Elara pun tidak ketinggalan. Terinspirasi oleh semangat Ruhosi dan pengetahuannya tentang Luthien, ia semakin mendalami kekuatan Cahaya Murni miliknya. Dengan bimbingan Lyris, ia mencapai 'Pemahaman Cahaya Penyembuhan – Aliran Murni', di mana ia tidak hanya menyembuhkan luka fisik, tapi juga bisa menenangkan pikiran yang gelisah atau membersihkan energi negatif dari suatu tempat dengan cahaya lembut dari liontinnya. Kadang, saat Ruhosi berlatih mengendalikan Aura Senjanya yang bergejolak, kehadiran dan cahaya tenang Elara membantunya menemukan titik fokus lebih cepat. Benang pink keperakan di Lensa Kabut Ruhosi seolah ikut bersinar lebih terang dalam momen-momen sinergi mereka.

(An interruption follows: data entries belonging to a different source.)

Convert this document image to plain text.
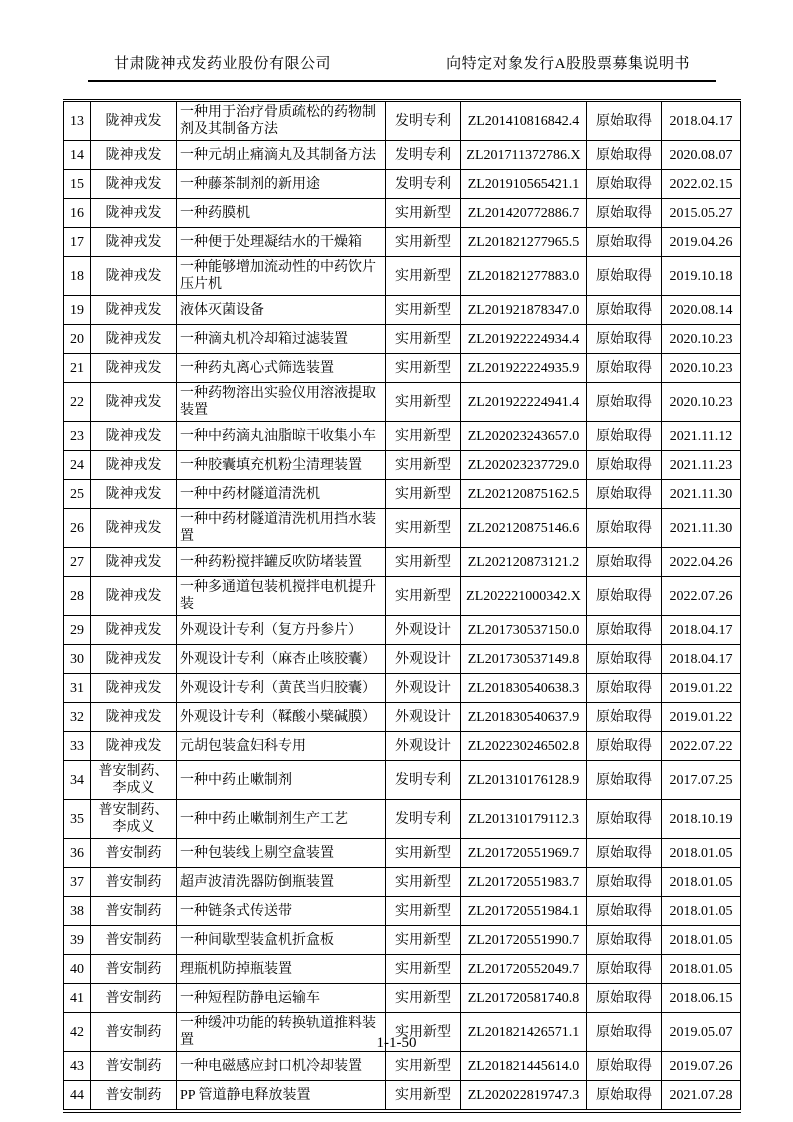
甘肃陇神戎发药业股份有限公司	向特定对象发行A股股票募集说明书
13	陇神戎发	一种用于治疗骨质疏松的药物制剂及其制备方法	发明专利	ZL201410816842.4	原始取得	2018.04.17
14	陇神戎发	一种元胡止痛滴丸及其制备方法	发明专利	ZL201711372786.X	原始取得	2020.08.07
15	陇神戎发	一种藤茶制剂的新用途	发明专利	ZL201910565421.1	原始取得	2022.02.15
16	陇神戎发	一种药膜机	实用新型	ZL201420772886.7	原始取得	2015.05.27
17	陇神戎发	一种便于处理凝结水的干燥箱	实用新型	ZL201821277965.5	原始取得	2019.04.26
18	陇神戎发	一种能够增加流动性的中药饮片压片机	实用新型	ZL201821277883.0	原始取得	2019.10.18
19	陇神戎发	液体灭菌设备	实用新型	ZL201921878347.0	原始取得	2020.08.14
20	陇神戎发	一种滴丸机冷却箱过滤装置	实用新型	ZL201922224934.4	原始取得	2020.10.23
21	陇神戎发	一种药丸离心式筛选装置	实用新型	ZL201922224935.9	原始取得	2020.10.23
22	陇神戎发	一种药物溶出实验仪用溶液提取装置	实用新型	ZL201922224941.4	原始取得	2020.10.23
23	陇神戎发	一种中药滴丸油脂晾干收集小车	实用新型	ZL202023243657.0	原始取得	2021.11.12
24	陇神戎发	一种胶囊填充机粉尘清理装置	实用新型	ZL202023237729.0	原始取得	2021.11.23
25	陇神戎发	一种中药材隧道清洗机	实用新型	ZL202120875162.5	原始取得	2021.11.30
26	陇神戎发	一种中药材隧道清洗机用挡水装置	实用新型	ZL202120875146.6	原始取得	2021.11.30
27	陇神戎发	一种药粉搅拌罐反吹防堵装置	实用新型	ZL202120873121.2	原始取得	2022.04.26
28	陇神戎发	一种多通道包装机搅拌电机提升装	实用新型	ZL202221000342.X	原始取得	2022.07.26
29	陇神戎发	外观设计专利（复方丹参片）	外观设计	ZL201730537150.0	原始取得	2018.04.17
30	陇神戎发	外观设计专利（麻杏止咳胶囊）	外观设计	ZL201730537149.8	原始取得	2018.04.17
31	陇神戎发	外观设计专利（黄芪当归胶囊）	外观设计	ZL201830540638.3	原始取得	2019.01.22
32	陇神戎发	外观设计专利（鞣酸小檗碱膜）	外观设计	ZL201830540637.9	原始取得	2019.01.22
33	陇神戎发	元胡包装盒妇科专用	外观设计	ZL202230246502.8	原始取得	2022.07.22
34	普安制药、李成义	一种中药止嗽制剂	发明专利	ZL201310176128.9	原始取得	2017.07.25
35	普安制药、李成义	一种中药止嗽制剂生产工艺	发明专利	ZL201310179112.3	原始取得	2018.10.19
36	普安制药	一种包装线上剔空盒装置	实用新型	ZL201720551969.7	原始取得	2018.01.05
37	普安制药	超声波清洗器防倒瓶装置	实用新型	ZL201720551983.7	原始取得	2018.01.05
38	普安制药	一种链条式传送带	实用新型	ZL201720551984.1	原始取得	2018.01.05
39	普安制药	一种间歇型装盒机折盒板	实用新型	ZL201720551990.7	原始取得	2018.01.05
40	普安制药	理瓶机防掉瓶装置	实用新型	ZL201720552049.7	原始取得	2018.01.05
41	普安制药	一种短程防静电运输车	实用新型	ZL201720581740.8	原始取得	2018.06.15
42	普安制药	一种缓冲功能的转换轨道推料装置	实用新型	ZL201821426571.1	原始取得	2019.05.07
43	普安制药	一种电磁感应封口机冷却装置	实用新型	ZL201821445614.0	原始取得	2019.07.26
44	普安制药	PP 管道静电释放装置	实用新型	ZL202022819747.3	原始取得	2021.07.28
1-1-50
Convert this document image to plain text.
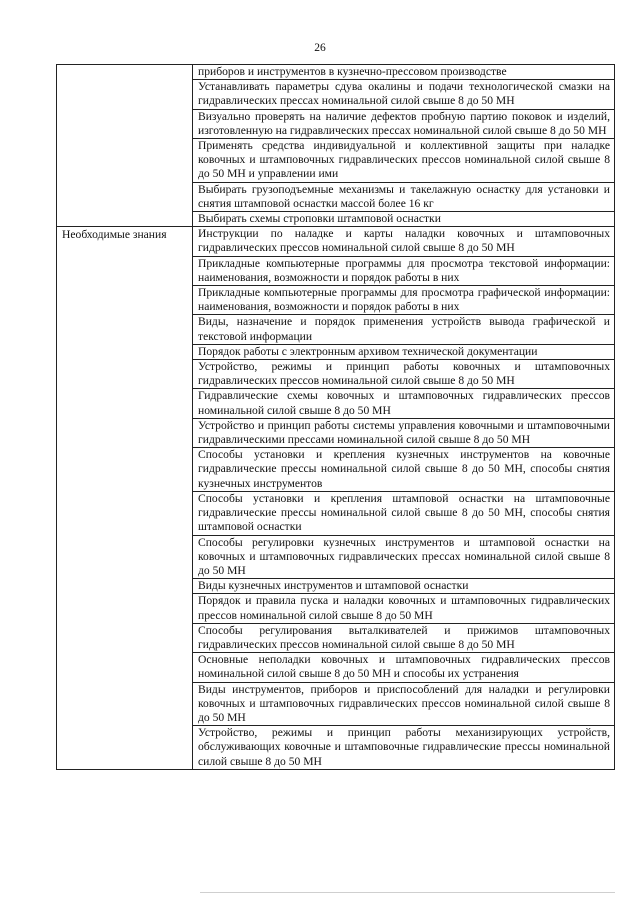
26
	приборов и инструментов в кузнечно-прессовом производстве
	Устанавливать параметры сдува окалины и подачи технологической смазки на гидравлических прессах номинальной силой свыше 8 до 50 МН
	Визуально проверять на наличие дефектов пробную партию поковок и изделий, изготовленную на гидравлических прессах номинальной силой свыше 8 до 50 МН
	Применять средства индивидуальной и коллективной защиты при наладке ковочных и штамповочных гидравлических прессов номинальной силой свыше 8 до 50 МН и управлении ими
	Выбирать грузоподъемные механизмы и такелажную оснастку для установки и снятия штамповой оснастки массой более 16 кг
	Выбирать схемы строповки штамповой оснастки

Необходимые знания	Инструкции по наладке и карты наладки ковочных и штамповочных гидравлических прессов номинальной силой свыше 8 до 50 МН
	Прикладные компьютерные программы для просмотра текстовой информации: наименования, возможности и порядок работы в них
	Прикладные компьютерные программы для просмотра графической информации: наименования, возможности и порядок работы в них
	Виды, назначение и порядок применения устройств вывода графической и текстовой информации
	Порядок работы с электронным архивом технической документации
	Устройство, режимы и принцип работы ковочных и штамповочных гидравлических прессов номинальной силой свыше 8 до 50 МН
	Гидравлические схемы ковочных и штамповочных гидравлических прессов номинальной силой свыше 8 до 50 МН
	Устройство и принцип работы системы управления ковочными и штамповочными гидравлическими прессами номинальной силой свыше 8 до 50 МН
	Способы установки и крепления кузнечных инструментов на ковочные гидравлические прессы номинальной силой свыше 8 до 50 МН, способы снятия кузнечных инструментов
	Способы установки и крепления штамповой оснастки на штамповочные гидравлические прессы номинальной силой свыше 8 до 50 МН, способы снятия штамповой оснастки
	Способы регулировки кузнечных инструментов и штамповой оснастки на ковочных и штамповочных гидравлических прессах номинальной силой свыше 8 до 50 МН
	Виды кузнечных инструментов и штамповой оснастки
	Порядок и правила пуска и наладки ковочных и штамповочных гидравлических прессов номинальной силой свыше 8 до 50 МН
	Способы регулирования выталкивателей и прижимов штамповочных гидравлических прессов номинальной силой свыше 8 до 50 МН
	Основные неполадки ковочных и штамповочных гидравлических прессов номинальной силой свыше 8 до 50 МН и способы их устранения
	Виды инструментов, приборов и приспособлений для наладки и регулировки ковочных и штамповочных гидравлических прессов номинальной силой свыше 8 до 50 МН
	Устройство, режимы и принцип работы механизирующих устройств, обслуживающих ковочные и штамповочные гидравлические прессы номинальной силой свыше 8 до 50 МН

Pencarian Ruang Gema Sylvarian sendiri menjadi tantangan tersendiri. Melodi yang didengar Ruhosi kadang jelas, kadang menghilang, seolah bermain petak umpet. Mereka menjelajahi bagian-bagian Lumina'val yang jarang dikunjungi, melewati air terjun tersembunyi, gua-gua kristal yang temaram, dan hutan-hutan lumut yang seolah menyimpan keabadian.
Suatu sore, saat mereka bertiga – Ruhosi, Elara, dan Lyris – sedang mengikuti getaran melodi yang dirasakan Ruhosi, mereka tiba di depan sebuah dinding batu raksasa yang tertutup rapat oleh tanaman merambat berusia ratusan tahun. Tidak ada celah, tidak ada pintu. Namun, melodi itu terasa paling kuat di sini.
Ruhosi mendekati dinding batu itu, Penala Jiwa dan kalungnya bergetar hebat. Ia menyentuh permukaan batu yang dingin.
"Aku rasa… ini tempatnya," bisik Ruhosi, matanya terpejam, mencoba merasakan lebih dalam. "Tapi… bagaimana cara masuknya?"
Tablet batu giok yang mereka temukan di perpustakaan menyebutkan bahwa Ruang Gema hanya bisa diakses oleh mereka yang membawa 'darah dan jiwa yang selaras dengan Harmoni Awal'. Apakah Ruhosi sudah cukup 'selaras'? Atau adakah kunci lain yang mereka lewatkan?
Tantangan baru kini ada di depan mata. Pintu masuk menuju legenda Lumina'val mungkin sudah di depan mereka, namun membukanya adalah misteri berikutnya yang harus mereka pecahkan.